In case of capital gains arising from equities sold in a recognized stock exchange, the gains are either Long-term which is exempt under Sec. 10(38) or Short-term, taxed @15.45% flat.
However, if these gains are classified under ‘Profits and Gains from Business or Profession’, the exemption on long-term capital gains and concession on short-term gains is lost, and entire profit is taxed under the individual tax slab of the individual. Only, the STT paid is allowed as deduction from business income.
The CBDT has issued various circulars over time, which has only added to confusion.
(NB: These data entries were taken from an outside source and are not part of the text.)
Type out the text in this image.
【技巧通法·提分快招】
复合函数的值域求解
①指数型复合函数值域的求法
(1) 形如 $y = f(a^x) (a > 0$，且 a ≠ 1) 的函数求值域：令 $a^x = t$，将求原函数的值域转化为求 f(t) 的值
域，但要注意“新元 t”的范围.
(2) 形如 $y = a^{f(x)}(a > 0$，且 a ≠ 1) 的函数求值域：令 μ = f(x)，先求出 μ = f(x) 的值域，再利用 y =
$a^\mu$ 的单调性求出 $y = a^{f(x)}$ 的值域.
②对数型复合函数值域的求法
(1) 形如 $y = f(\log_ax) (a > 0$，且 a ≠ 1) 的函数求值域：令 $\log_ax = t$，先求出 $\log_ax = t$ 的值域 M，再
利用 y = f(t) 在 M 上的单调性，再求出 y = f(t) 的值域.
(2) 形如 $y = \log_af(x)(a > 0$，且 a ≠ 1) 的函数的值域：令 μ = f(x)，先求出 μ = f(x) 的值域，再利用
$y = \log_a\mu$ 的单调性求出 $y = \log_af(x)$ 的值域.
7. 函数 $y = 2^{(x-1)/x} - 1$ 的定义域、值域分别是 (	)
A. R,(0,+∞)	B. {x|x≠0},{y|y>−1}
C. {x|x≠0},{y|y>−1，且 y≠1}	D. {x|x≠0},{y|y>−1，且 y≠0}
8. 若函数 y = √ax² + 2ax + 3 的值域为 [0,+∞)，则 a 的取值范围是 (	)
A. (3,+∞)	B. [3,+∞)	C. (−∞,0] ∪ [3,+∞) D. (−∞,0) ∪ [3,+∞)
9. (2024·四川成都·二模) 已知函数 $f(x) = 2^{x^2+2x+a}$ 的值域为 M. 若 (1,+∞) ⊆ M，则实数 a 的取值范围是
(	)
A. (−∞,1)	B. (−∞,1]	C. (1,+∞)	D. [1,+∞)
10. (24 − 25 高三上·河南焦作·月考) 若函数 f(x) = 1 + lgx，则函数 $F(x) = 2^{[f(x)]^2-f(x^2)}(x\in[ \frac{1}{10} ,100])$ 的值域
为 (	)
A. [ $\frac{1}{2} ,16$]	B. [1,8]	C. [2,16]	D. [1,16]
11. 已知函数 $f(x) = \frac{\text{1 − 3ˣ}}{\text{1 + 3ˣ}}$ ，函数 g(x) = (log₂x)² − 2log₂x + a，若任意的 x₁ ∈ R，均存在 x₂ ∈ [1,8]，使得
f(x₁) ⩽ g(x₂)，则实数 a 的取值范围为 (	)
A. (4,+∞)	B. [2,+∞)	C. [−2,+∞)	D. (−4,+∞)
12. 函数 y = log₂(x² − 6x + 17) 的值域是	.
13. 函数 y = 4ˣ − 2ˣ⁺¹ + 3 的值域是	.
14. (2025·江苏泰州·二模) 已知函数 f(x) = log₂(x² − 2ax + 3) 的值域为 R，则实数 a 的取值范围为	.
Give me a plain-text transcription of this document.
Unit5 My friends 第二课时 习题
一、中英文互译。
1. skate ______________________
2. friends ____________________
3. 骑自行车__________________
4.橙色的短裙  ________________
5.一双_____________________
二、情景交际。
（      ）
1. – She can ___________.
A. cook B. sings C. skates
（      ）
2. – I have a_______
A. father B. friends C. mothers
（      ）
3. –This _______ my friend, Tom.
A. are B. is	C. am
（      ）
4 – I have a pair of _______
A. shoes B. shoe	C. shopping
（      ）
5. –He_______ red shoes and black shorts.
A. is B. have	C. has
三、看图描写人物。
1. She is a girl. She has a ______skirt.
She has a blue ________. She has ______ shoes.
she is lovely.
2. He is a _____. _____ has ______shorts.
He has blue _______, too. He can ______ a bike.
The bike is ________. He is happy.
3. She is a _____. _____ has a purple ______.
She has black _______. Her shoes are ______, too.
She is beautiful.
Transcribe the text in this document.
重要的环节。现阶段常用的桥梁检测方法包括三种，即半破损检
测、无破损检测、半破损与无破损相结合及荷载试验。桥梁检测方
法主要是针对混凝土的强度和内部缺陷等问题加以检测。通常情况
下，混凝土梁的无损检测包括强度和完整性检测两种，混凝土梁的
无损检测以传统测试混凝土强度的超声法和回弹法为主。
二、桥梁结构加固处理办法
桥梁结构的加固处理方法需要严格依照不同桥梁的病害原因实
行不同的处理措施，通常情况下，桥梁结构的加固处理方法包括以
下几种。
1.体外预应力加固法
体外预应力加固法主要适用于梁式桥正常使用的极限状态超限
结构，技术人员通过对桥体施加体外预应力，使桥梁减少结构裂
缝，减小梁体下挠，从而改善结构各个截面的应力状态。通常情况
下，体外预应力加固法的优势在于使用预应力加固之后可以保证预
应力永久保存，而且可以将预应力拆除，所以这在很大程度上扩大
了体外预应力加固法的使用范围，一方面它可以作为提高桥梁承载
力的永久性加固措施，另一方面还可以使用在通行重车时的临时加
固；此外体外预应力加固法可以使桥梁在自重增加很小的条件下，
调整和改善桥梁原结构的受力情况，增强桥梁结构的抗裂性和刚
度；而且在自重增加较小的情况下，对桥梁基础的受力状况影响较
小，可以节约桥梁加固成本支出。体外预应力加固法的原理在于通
Moreover, the Income Tax Act does not define the term “investor” or “trader”.
The parameters considered for categorizing these transactions are frequency of trades, the time period of the holding, whether the purchase is made solely with the intention of resale at a profit or for long-term appreciation and/or earning dividend and interest, and whether the scale of activity is substantial.
But in the absence of a specific definition, the categorization of a particular assessee would depend upon the circumstances of each case which has given considerable leeway to Income Tax officials.
The best judge in these matters should be the profession of the investor, if he is a salaried employee, or professional or having business other than shares, then gains in shares could be considered under Capital Gains. Because there is no quantification to the rule of number of transactions or amount, these may vary on individual basis.
For those into ‘day trading’ where buy & sell transactions are settled during the same day without any delivery, and then such gains could be taxed as income from Business.
Take a scenario, where one has investment in shares, and if the price rises, then one would naturally book profits and invests proceeds in other shares. If the cycle repeats, than it does not mean, that share trading is the profession of the individual as it goes against the law of investment.
Thus, it would be wise if Income Tax Act clearly specifies the methodology of classification of share income into business income or capital gains, otherwise the window of doubt would be wide open for the authorities to play with.